In den untersten Bodenschichten der Baustelle, wo ein Geschäftshaus entstehen soll, sind die Archäologen auf die Spuren der ersten Siedler im späteren Paderborner Stadtgebiet gestoßen. "Wir konnten die Überreste einer über 2000 Jahre alten Siedlung dokumentieren und sichern", beschreibt Dr. Sven Spiong, Stadtarchäologe beim Landschaftsverband Westfalen-Lippe (LWL) die überraschenden archäologischen Einblicke. "Die Bauern dieser Siedlung nutzten einst die fruchtbaren Böden am Hang zur Paderquelle, um hier Getreide und andere Feldfrüchte anzubauen."
Mehrere Jahrhunderte lang blieben die Menschen dieser Stelle anschließend fern. Spätestens um 1000 n. Chr. kehrten jedoch die Siedler zurück. Denn inzwischen hatte sich seit der Zeit Karls des Großen westlich der ehemaligen Domburg eine Marktsiedlung gebildet. Solche Marktsiedlungen entwickelten sich seit der Zeit um 800 in den norddeutschen Bischofsstädten. Die ehemalige Marktkirche St. Pankratius auf dem heutigen Marienplatz war bis zu ihrem Abriss 1784 noch der Mittelpunkt dieser Siedlung, die in der Mitte des 12. Jahrhundert in das neue Stadtgebiet einbezogen wurde.
Die Spuren dieser frühesten Stadtbildungsphase beeindrucken auch die Fachleute. So ist Grabungsleiterin Eva Manz besonders fasziniert von den bis zu einen Meter mächtigen mittelalterlichen Fundamenten eines Steingebäudes aus der Frühzeit der Stadt im späten 12. und 13. Jahrhundert. "Zu dieser Zeit gab es bereits die Stadtmauer und das Stadtgebiet war in Grundstücke eingeteilt, deren Grenzen zum Teil bis heute überdauert haben", erklärt sie die Fundsituation. "Mit den mächtigen Mauern und dem imposanten Bauwerk haben die Eigentümer dieses Hauses gezeigt, dass sie ihr Gewerbe im Marktviertel verstanden und erfolgreich wirtschafteten", so die Archäologin weiter.
Das Grundstück, das vom Grabungsteam um Eva Manz jetzt untersucht wird, war schon damals über eine kleine Seitengasse südlich der Westernstraße zu erreichen. Zunächst stand hier ein unterkellertes Fachwerkhaus, das noch im 12. Jahrhundert einem prächtigeren Neubau weichen musste. Neben diesem Haus errichteten die Eigentümer im 13. Jahrhundert mindestens zwei teilweise unterkellerte Nebengebäude als Ställe oder Schuppen. Außerdem legten die Archäologen Fundamente von mindestens drei Öfen frei, die für gewerbliche Zwecke genutzt wurden. Ein Brunnen sorgte dafür, dass die Bewohner damals mit dem täglich benötigten frischen Trinkwasser versorgt waren.

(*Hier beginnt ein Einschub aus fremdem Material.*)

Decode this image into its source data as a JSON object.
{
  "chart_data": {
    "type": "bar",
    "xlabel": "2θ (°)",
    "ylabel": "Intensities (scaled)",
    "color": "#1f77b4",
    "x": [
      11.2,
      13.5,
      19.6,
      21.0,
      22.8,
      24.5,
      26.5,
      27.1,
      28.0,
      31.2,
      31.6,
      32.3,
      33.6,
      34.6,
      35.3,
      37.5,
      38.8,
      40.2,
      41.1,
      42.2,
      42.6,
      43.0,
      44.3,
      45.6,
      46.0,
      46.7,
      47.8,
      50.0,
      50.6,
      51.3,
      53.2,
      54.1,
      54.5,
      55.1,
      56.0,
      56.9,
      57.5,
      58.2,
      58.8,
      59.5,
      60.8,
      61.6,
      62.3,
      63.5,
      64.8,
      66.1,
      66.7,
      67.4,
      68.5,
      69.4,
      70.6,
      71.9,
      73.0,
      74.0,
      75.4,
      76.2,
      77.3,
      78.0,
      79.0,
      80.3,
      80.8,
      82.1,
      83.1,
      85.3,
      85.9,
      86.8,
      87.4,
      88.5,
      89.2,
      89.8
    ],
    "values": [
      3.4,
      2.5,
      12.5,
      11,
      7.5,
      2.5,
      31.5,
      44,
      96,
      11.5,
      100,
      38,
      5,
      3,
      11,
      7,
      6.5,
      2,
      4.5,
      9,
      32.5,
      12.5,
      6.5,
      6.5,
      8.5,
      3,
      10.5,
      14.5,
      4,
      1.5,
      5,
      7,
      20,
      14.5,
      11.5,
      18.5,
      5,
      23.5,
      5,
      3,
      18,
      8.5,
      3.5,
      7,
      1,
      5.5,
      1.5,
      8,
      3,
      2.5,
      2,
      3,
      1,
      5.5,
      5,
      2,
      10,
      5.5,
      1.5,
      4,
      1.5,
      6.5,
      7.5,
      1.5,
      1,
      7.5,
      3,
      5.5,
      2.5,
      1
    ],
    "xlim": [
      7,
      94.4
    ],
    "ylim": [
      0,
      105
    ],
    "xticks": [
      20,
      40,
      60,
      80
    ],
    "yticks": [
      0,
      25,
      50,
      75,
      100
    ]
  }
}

Bis zum 4. August untersucht das neunköpfige Grabungsteam noch das 400 Quadratmeter große Areal. Es wird dabei vom künftigen Nutzer, der Firma Vockeroth GmbH, finanziell unterstützt. Nach Abschluss der archäologischen Untersuchungen entsteht schließlich das Geschäftshaus, das sich damit in eine jahrhundertealte Bau- und Geschäftstradition an dieser Stelle einreiht.
Öffentliche Führung
Wer sich über die ersten Grabungsergebnisse aus erster Hand informieren und die Stadtgeschichte selbst in Augenschein nehmen will, kann das am 1. August tun. Dann lädt die Stadtarchäologie Paderborn um 18 Uhr zu einer kostenlosen öffentlichen Führung über die Ausgrabung ein. Treffpunkt ist die Seitengasse zwischen der Westernstraße 7 und 13.